Nicolás Navarro-Guerrero is a Research and Teaching Associate at the Department of Computer Science at the University of Hamburg, Germany. He received a Bachelor of Science on Electronic Engineering degree, and an Electronic Engineering degree both from the Universidad Técnica Federico Santa María (Valparaíso, Chile). Later, he completed his Ph.D. on Computer Science at the University of Hamburg (Germany). His Ph.D. research concerned computational models for adaptive robot behaviour based on neural mechanisms of self-preservation. It was conducted under the supervision of Prof. Dr. Stefan Wermter at the Knowledge Technology group at the University of Hamburg, Germany. His research interests include humanoid and service robots, bio-inspired sensors and signal processing, and powered rehabilitation and care equipment.
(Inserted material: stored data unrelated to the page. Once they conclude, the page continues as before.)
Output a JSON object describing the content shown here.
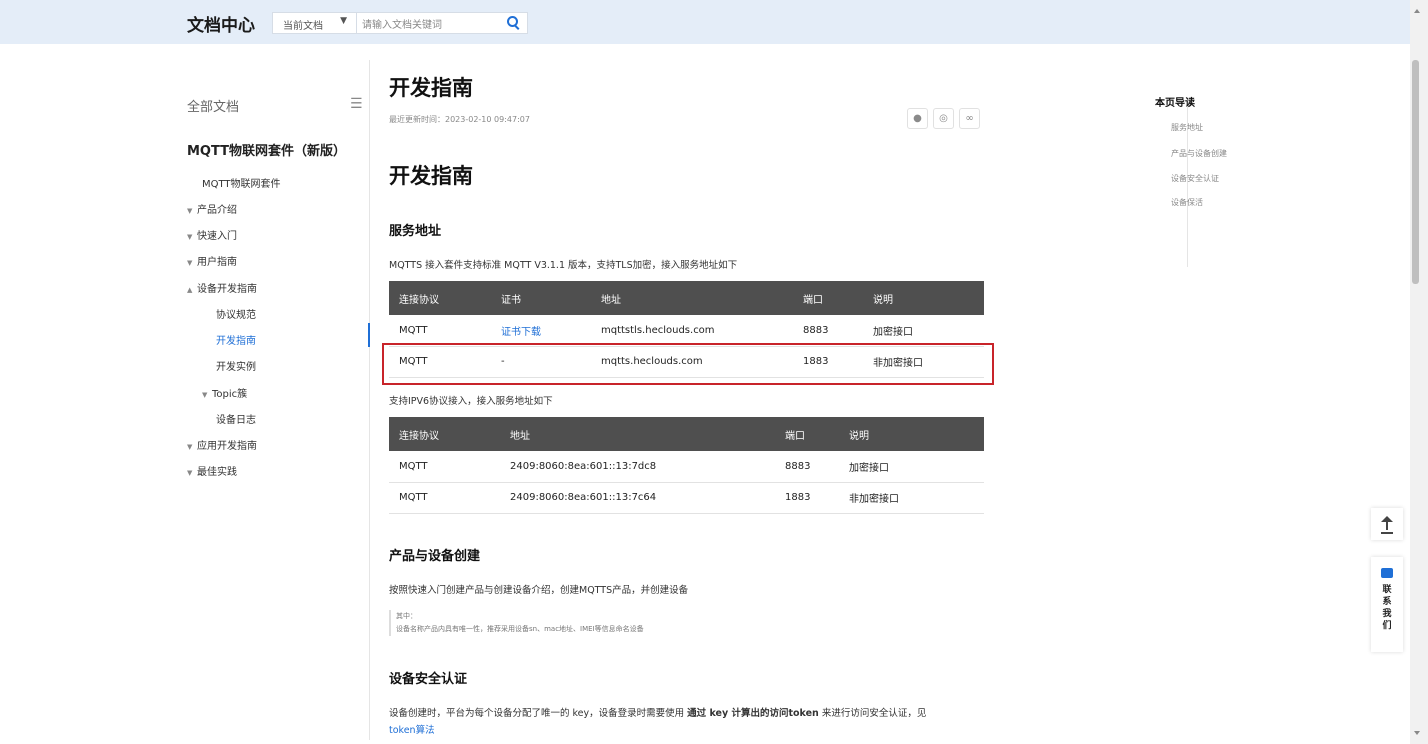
{
  "header": {
    "logo": "文档中心",
    "scope_select": "当前文档",
    "search_placeholder": "请输入文档关键词"
  },
  "sidebar": {
    "all_docs": "全部文档",
    "product_title": "MQTT物联网套件（新版）",
    "items": [
      {
        "label": "MQTT物联网套件",
        "level": 1
      },
      {
        "label": "产品介绍",
        "level": 0,
        "expand": "collapsed"
      },
      {
        "label": "快速入门",
        "level": 0,
        "expand": "collapsed"
      },
      {
        "label": "用户指南",
        "level": 0,
        "expand": "collapsed"
      },
      {
        "label": "设备开发指南",
        "level": 0,
        "expand": "expanded"
      },
      {
        "label": "协议规范",
        "level": 2
      },
      {
        "label": "开发指南",
        "level": 2,
        "active": true
      },
      {
        "label": "开发实例",
        "level": 2
      },
      {
        "label": "Topic簇",
        "level": 1,
        "expand": "collapsed"
      },
      {
        "label": "设备日志",
        "level": 2
      },
      {
        "label": "应用开发指南",
        "level": 0,
        "expand": "collapsed"
      },
      {
        "label": "最佳实践",
        "level": 0,
        "expand": "collapsed"
      }
    ]
  },
  "main": {
    "page_title": "开发指南",
    "updated": "最近更新时间：2023-02-10 09:47:07",
    "article_title": "开发指南",
    "section1_title": "服务地址",
    "section1_desc": "MQTTS 接入套件支持标准 MQTT V3.1.1 版本，支持TLS加密，接入服务地址如下",
    "table1": {
      "headers": [
        "连接协议",
        "证书",
        "地址",
        "端口",
        "说明"
      ],
      "rows": [
        [
          "MQTT",
          "证书下载",
          "mqttstls.heclouds.com",
          "8883",
          "加密接口"
        ],
        [
          "MQTT",
          "-",
          "mqtts.heclouds.com",
          "1883",
          "非加密接口"
        ]
      ]
    },
    "ipv6_desc": "支持IPV6协议接入，接入服务地址如下",
    "table2": {
      "headers": [
        "连接协议",
        "地址",
        "端口",
        "说明"
      ],
      "rows": [
        [
          "MQTT",
          "2409:8060:8ea:601::13:7dc8",
          "8883",
          "加密接口"
        ],
        [
          "MQTT",
          "2409:8060:8ea:601::13:7c64",
          "1883",
          "非加密接口"
        ]
      ]
    },
    "section2_title": "产品与设备创建",
    "section2_desc": "按照快速入门创建产品与创建设备介绍，创建MQTTS产品，并创建设备",
    "note_line1": "其中：",
    "note_line2": "设备名称产品内具有唯一性，推荐采用设备sn、mac地址、IMEI等信息命名设备",
    "section3_title": "设备安全认证",
    "section3_desc_a": "设备创建时，平台为每个设备分配了唯一的 key，设备登录时需要使用 ",
    "section3_desc_b": "通过 key 计算出的访问token",
    "section3_desc_c": " 来进行访问安全认证，见",
    "section3_link": "token算法"
  },
  "toc": {
    "title": "本页导读",
    "items": [
      "服务地址",
      "产品与设备创建",
      "设备安全认证",
      "设备保活"
    ]
  },
  "floating": {
    "contact_label": "联系我们"
  },
  "colors": {
    "accent": "#1f6fd6",
    "topbar": "#e4edf8",
    "table_header": "#4f4f4f",
    "highlight_box": "#c8242a"
  }
}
Neurocomputational Mechanisms for Adaptive Self-Preservative Robot Behaviour

October 27, -

Self-preservative mechanisms belong to the most important and essential capabilities of any organism. Mechanisms such as those involved in homeostatic, defensive, and sexual behaviours are fundamental to ensure individual survival and the perpetuation of the species. However, a simple mapping between stimuli and reactions is not enough to guarantee self-preservation in an ever-changing environment. Consequently, adaptability becomes an essential component for survival. Survival needs and their regulatory processes – although specific to current pressing needs – have system-wide implications, and they impose ground rules for more complex and motivated behaviours. For instance, they modify pain thresholds, shift attentional effort, drive motivation and elicit goal-directed behaviours, thereby establishing the basis for cognitive processes such as planning, decision making, mood and emotions. Focusing particularly on aspects of damage prevention, in this talk I will present my research on neurocomputational self-preservative mechanisms to demonstrate the potential and feasibility of including bio-inspired adaptive self-preservative mechanisms as part of real-world robotic systems.